Hello all, it’s nice to be using and posting about Julia.

I need to use the maximum() function on SubArrays, and have observed some results which confuse me based on the shape of the original array. Essentially, I have a large m and small n, and would have thought that an m by n matrix would yield the better performance due to the column major ordering. However, that is not what I’m observing in terms of memory when using the maximum() function, as in the below example.

```
function test()
x = rand(512,2) # Array is 512 by 2
y = x' # Array is 2 by 512
@time results1 = maximum(view(x,1:128,:))
@time results2 = maximum(view(y,:,1:128))
# Check the calculation was the same with the percentage error
println(maximum(abs,100.0*(results1-results2)/results1))
end
```

test()

0.000003 seconds (4 allocations: 144 bytes)

0.000002 seconds (1 allocation: 48 bytes)

0.0

I have tried using 0.5.0 and 0.6.0-rc3 on two different Windows machines, using the Atom IDE.

Is there something that I’m overlooking?

(Please quote your code using backticks.)

Check out the BenchmarkTooks.jl package for correct micro-benchmarking.

You need to run the code twice if you don’t use that package.

Thank you for the tip, I will investigate this package. In the meantime, I’ve added the a bit about my development environment and machine.

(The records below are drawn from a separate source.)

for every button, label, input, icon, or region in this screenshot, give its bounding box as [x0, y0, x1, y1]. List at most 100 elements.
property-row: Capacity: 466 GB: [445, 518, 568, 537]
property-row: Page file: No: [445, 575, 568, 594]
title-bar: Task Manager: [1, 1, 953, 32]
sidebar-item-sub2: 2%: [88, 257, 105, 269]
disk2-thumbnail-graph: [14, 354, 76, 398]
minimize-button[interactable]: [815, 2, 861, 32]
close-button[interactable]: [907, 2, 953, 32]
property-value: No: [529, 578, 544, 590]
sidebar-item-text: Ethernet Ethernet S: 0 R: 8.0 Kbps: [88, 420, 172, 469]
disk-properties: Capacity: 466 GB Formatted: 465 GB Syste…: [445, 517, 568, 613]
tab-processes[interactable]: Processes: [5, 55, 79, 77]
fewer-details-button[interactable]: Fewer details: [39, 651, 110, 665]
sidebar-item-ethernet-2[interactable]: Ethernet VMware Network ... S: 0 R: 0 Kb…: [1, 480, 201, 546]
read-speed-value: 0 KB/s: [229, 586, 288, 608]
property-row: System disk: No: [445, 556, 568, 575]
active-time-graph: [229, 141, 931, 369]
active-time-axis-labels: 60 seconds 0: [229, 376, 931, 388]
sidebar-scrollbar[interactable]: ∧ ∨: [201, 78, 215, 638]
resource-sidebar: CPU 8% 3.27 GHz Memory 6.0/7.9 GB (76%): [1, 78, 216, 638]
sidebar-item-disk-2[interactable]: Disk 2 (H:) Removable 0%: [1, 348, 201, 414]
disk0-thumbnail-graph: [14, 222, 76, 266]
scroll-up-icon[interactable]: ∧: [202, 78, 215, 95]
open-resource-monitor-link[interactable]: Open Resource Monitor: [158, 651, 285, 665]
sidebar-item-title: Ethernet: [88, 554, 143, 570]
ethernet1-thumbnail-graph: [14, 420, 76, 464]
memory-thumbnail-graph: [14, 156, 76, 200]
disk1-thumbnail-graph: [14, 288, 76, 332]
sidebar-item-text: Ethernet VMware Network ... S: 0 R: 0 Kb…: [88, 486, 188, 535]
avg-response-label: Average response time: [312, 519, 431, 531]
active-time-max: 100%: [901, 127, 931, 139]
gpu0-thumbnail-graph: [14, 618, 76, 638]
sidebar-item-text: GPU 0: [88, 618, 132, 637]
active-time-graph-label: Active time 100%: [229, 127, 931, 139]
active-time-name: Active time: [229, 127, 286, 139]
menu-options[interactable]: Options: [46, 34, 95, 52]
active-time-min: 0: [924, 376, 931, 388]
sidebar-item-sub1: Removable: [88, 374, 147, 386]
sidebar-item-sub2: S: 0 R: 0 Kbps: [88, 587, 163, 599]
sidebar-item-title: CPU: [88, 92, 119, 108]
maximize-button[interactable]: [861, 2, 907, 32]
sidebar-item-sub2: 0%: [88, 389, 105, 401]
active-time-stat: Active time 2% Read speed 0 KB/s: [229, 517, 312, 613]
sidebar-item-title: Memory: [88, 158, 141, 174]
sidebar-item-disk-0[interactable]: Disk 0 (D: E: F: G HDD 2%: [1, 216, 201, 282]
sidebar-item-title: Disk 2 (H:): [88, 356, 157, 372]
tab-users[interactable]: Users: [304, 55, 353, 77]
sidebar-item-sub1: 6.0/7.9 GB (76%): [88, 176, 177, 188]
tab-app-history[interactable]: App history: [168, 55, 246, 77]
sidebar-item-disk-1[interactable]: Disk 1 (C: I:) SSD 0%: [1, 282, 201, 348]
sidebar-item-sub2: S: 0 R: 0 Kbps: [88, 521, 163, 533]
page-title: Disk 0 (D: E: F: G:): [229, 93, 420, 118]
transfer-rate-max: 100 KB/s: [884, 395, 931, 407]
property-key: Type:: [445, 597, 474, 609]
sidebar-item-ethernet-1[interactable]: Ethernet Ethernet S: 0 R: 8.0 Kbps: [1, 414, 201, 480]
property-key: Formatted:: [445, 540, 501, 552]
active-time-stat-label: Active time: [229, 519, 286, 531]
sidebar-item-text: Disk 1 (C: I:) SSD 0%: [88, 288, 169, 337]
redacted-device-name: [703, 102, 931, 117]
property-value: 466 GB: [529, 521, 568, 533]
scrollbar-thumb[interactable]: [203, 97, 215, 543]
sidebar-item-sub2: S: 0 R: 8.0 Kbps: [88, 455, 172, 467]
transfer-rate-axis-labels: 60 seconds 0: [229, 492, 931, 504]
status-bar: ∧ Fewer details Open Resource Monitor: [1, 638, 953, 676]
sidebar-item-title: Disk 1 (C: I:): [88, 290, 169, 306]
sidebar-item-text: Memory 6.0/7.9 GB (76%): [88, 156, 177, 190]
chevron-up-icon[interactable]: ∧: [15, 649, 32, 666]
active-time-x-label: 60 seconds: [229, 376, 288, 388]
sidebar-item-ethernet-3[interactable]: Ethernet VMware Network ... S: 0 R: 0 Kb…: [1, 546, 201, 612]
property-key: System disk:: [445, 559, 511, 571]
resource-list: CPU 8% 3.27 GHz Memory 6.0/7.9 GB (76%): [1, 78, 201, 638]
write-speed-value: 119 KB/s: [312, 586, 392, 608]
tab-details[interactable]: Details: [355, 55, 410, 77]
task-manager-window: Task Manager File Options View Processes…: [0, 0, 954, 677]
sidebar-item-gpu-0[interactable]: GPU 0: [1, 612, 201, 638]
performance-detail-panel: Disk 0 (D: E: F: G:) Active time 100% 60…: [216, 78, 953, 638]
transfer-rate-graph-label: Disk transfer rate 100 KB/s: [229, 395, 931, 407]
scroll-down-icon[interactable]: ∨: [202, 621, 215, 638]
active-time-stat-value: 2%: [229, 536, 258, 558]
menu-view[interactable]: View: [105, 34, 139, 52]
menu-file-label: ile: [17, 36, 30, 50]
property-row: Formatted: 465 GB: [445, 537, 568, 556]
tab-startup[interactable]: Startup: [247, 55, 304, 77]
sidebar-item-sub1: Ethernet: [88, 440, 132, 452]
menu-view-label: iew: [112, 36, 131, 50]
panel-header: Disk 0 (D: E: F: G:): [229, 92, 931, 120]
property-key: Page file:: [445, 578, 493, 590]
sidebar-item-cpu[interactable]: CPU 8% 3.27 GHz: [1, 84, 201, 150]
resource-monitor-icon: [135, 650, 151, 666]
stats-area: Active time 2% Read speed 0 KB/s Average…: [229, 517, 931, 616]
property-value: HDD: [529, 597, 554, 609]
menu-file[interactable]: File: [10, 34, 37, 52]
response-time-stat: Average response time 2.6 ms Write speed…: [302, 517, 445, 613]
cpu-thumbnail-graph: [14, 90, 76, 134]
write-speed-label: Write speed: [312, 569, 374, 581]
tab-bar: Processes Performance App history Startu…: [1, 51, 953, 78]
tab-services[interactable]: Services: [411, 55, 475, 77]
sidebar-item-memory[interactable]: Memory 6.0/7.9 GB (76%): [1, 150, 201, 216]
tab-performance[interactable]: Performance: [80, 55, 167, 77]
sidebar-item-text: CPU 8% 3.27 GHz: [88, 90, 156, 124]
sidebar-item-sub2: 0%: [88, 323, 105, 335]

I have indeed run the code multiple times and the memory allocation benchmarks are invariant (after the first run affected by compilation).

Using the following:

```
using BenchmarkTools
function test()
x = rand(512,2) # Array is 512 by 2
y = x' # Array is 2 by 512
@btime results1 = maximum(view(x, 1:128, :))
@btime results2 = maximum(view(y, :, 1:128))
# Check the calculation was the same with the percentage error
println(maximum(abs,100.0*(results1-results2)/results1))
end
```

I get

```
julia 0.6> test()
5.572 μs (35 allocations: 896 bytes)
5.578 μs (37 allocations: 944 bytes)
0.0
```

Note the use of `@btime`

(with a `b`

), from `BenchmarkTools.jl`

, instead of `@time`

.

1 Like

Welcome to Julia @bingcrosby!

Another tip to improve your future code, you can use `isapprox(x,y)`

to check if `x`

and `y`

are approximately the same. You can also use the unicode version of the function by typing `\approx`

and pressing `TAB`

.

3 Likes

Thanks for the example. However, this code throws,

```
julia 0.6> test()
UndefVarError: x not defined.
```

I’ve had more of a look at the problem and got Benchmark Tools working correctly. I’ve also implemented the trivial matrix max.

```
using BenchmarkTools
function my2DMatrixMax(x::SubArray{Float64,2})
max = 0.0
@inbounds for j = 1:size(x,2)
for i = 1:size(x,1)
if x[i,j] > max
max = x[i,j]
end
end
end
end
function test()
x = rand(512,2) # Array is 512 by 2
y = x' # Array is 2 by 512
results1 = 0.0; results2 = 0.0; results3 = 0.0; results4 = 0.0
# Based on FORTRAN ordering, the first first and third results should be quickest
@btime $results1 = maximum(view($x,1:128,:))
@btime $results2 = maximum(view($y,:,1:128))
@btime $results3 = my2DMatrixMax(view($x,1:128,:))
@btime $results4 = my2DMatrixMax(view($y,:,1:128))
# Check the calculation was the same with the percentage error
println(isapprox(results1,results2))
println(isapprox(results2,results3))
println(isapprox(results4,results4))
end
```

Running test() returns the following output:

```
julia> test()
1.079 μs (4 allocations: 160 bytes)
730.280 ns (1 allocation: 64 bytes)
322.061 ns (1 allocation: 64 bytes)
845.157 ns (1 allocation: 64 bytes)
true
true
true
```

Also, running Julia with --check-bounds=no does not change the numbers. My function performs as I would expect with regards to memory ordering, but the built in function does not. I am also surprised that it is slow in both cases (relative to the results3 example).

Could anybody elucidate the performance I’m seeing?

For the `view(y,:,1:128)`

, the Base implementation of `mapreduce`

realizes that you are actually looking at a memory-

contiguous subset of `y`

and it uses fast “linear indexing”. Specifically, this is because `Base.IndexStyle(view(y,:,1:128))`

returns `IndexLinear()`

.

For `view(x,1:128,:)`

, `Base.IndexStyle`

returns `IndexCartesian()`

: because the view is not memory-contiguous, it uses `mapfoldl`

, which uses the much slower `start`

/`next`

/`done`

iteration. It seems like this is something that could be sped up for `AbstractArray`

by using explicit loops over the coordinates.